SEC charges founder of online crypto course who targeted students to invest in nonexistent hedge fund
Quick Take The agency charged American Bitcoin Academy founder Brian Sewell, 51, and his firm Rockwell Capital Management with fraud. Sewell targeted his students to invest in his hedge fund, which turned out to be a scheme.
The founder of an online crypto course targeted his students to get them to invest in a crypto hedge fund he said would use artificial intelligence to generate returns, according to charges brought by the Securities and Exchange Commission.
The founder, who had held onto investors' money in bitcoin, subsequently lost those funds after his digital wallet was hacked, the SEC said in a statement on Friday. The agency charged American Bitcoin Academy founder Brian Sewell, 51, and his firm Rockwell Capital Management with fraud, resulting in a settlement without either admitting or denying the charges.
Sewell encouraged his students to invest in the Rockwell Fund, the hedge fund he said would use AI and crypto related trading strategies to generate returns. Sewell received about $1.2 million from 15 students but never ended up launching the fund.
"Among other things, he falsely claimed that his investment strategies would be guided by his own ‘artificial intelligence’ and ‘machine learning’ technology which, like the fund itself, never existed,” said Gurbir S. Grewal, director of the SEC’s Division of Enforcement, in a statement. “Whether it’s AI, crypto, DeFi or some other buzzword, the SEC will continue to hold accountable those who claim to use attention-grabbing technologies to attract and defraud investors.”
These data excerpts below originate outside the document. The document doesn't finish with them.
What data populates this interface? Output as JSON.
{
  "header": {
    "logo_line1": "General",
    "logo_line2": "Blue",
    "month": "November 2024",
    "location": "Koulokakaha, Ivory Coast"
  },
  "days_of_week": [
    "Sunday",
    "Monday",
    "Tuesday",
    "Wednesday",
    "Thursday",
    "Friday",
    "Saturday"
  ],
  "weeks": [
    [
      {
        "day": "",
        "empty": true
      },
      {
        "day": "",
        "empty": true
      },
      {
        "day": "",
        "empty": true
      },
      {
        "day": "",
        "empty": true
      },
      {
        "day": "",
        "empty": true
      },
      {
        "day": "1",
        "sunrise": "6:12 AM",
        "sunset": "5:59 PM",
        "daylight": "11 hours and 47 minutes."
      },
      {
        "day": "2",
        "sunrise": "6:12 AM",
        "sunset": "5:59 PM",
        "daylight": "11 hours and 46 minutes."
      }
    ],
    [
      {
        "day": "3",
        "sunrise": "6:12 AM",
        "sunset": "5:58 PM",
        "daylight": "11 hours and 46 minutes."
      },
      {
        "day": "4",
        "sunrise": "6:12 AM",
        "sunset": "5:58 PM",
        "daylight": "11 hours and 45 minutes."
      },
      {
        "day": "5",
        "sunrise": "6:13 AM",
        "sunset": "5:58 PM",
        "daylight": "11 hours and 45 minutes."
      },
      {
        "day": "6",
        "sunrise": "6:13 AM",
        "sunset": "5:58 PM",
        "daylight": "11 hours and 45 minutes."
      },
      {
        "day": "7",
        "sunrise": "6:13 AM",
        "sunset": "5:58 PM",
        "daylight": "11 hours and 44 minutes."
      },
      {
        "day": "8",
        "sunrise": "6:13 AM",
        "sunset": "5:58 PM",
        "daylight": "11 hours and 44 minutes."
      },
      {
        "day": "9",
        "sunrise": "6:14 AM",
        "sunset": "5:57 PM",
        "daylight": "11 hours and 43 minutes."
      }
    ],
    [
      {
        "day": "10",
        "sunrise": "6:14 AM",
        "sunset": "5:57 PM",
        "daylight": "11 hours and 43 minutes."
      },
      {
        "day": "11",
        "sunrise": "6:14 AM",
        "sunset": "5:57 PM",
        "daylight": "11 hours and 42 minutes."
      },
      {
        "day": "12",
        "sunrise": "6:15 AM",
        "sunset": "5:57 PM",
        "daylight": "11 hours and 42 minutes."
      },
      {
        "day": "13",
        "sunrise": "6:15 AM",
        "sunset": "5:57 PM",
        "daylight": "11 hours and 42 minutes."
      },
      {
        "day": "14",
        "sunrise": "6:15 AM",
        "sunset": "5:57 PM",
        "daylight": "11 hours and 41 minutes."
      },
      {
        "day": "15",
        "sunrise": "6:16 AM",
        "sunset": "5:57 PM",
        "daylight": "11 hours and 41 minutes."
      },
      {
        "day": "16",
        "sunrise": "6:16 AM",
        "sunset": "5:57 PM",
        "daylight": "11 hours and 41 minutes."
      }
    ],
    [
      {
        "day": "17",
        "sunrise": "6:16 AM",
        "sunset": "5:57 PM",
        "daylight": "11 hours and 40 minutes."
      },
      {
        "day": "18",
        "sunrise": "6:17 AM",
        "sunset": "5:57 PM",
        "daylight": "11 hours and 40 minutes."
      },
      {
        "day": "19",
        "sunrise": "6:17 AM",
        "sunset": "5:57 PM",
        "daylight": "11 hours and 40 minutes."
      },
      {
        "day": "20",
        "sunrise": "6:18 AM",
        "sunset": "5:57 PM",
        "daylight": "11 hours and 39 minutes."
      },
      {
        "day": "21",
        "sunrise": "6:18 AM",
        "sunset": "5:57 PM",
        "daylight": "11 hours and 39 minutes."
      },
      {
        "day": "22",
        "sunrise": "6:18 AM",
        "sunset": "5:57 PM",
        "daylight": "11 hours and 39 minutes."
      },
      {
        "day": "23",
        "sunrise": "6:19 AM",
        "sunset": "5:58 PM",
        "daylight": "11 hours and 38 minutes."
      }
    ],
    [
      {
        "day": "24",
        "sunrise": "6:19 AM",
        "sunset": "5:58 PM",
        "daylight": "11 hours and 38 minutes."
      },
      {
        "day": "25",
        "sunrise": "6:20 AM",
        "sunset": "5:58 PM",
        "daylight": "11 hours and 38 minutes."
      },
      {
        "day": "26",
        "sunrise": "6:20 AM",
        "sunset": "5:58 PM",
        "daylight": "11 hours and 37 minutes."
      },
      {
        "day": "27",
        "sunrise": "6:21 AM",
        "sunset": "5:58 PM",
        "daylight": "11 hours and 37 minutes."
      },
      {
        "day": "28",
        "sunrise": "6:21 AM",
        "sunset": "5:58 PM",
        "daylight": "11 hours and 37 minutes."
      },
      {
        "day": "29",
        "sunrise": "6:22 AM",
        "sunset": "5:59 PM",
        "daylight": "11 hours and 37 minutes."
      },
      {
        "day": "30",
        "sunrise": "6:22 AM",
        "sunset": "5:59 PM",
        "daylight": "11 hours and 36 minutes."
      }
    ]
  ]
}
Rockwell Capital Management will pay $1.6 million and Sewell will pay $223,229 to settle the SEC's charges, according to the agency's statement.
Other omissions
The SEC said Sewell emailed students a 16-slide investor pitch deck, which the SEC said had many misrepresentations and omissions about the fund.
In that pitch deck, Sewell said he had earned degrees in data science at John Hopkins University and Stanford University, which the SEC said was false.
Sewell also told investors that he had managed a crypto hedge fund before, and had turned $250,000 into $9 million.
"Sewell’s representations were false. As Sewell well knew, he had no prior experience managing a hedge fund," the SEC said in its complaint.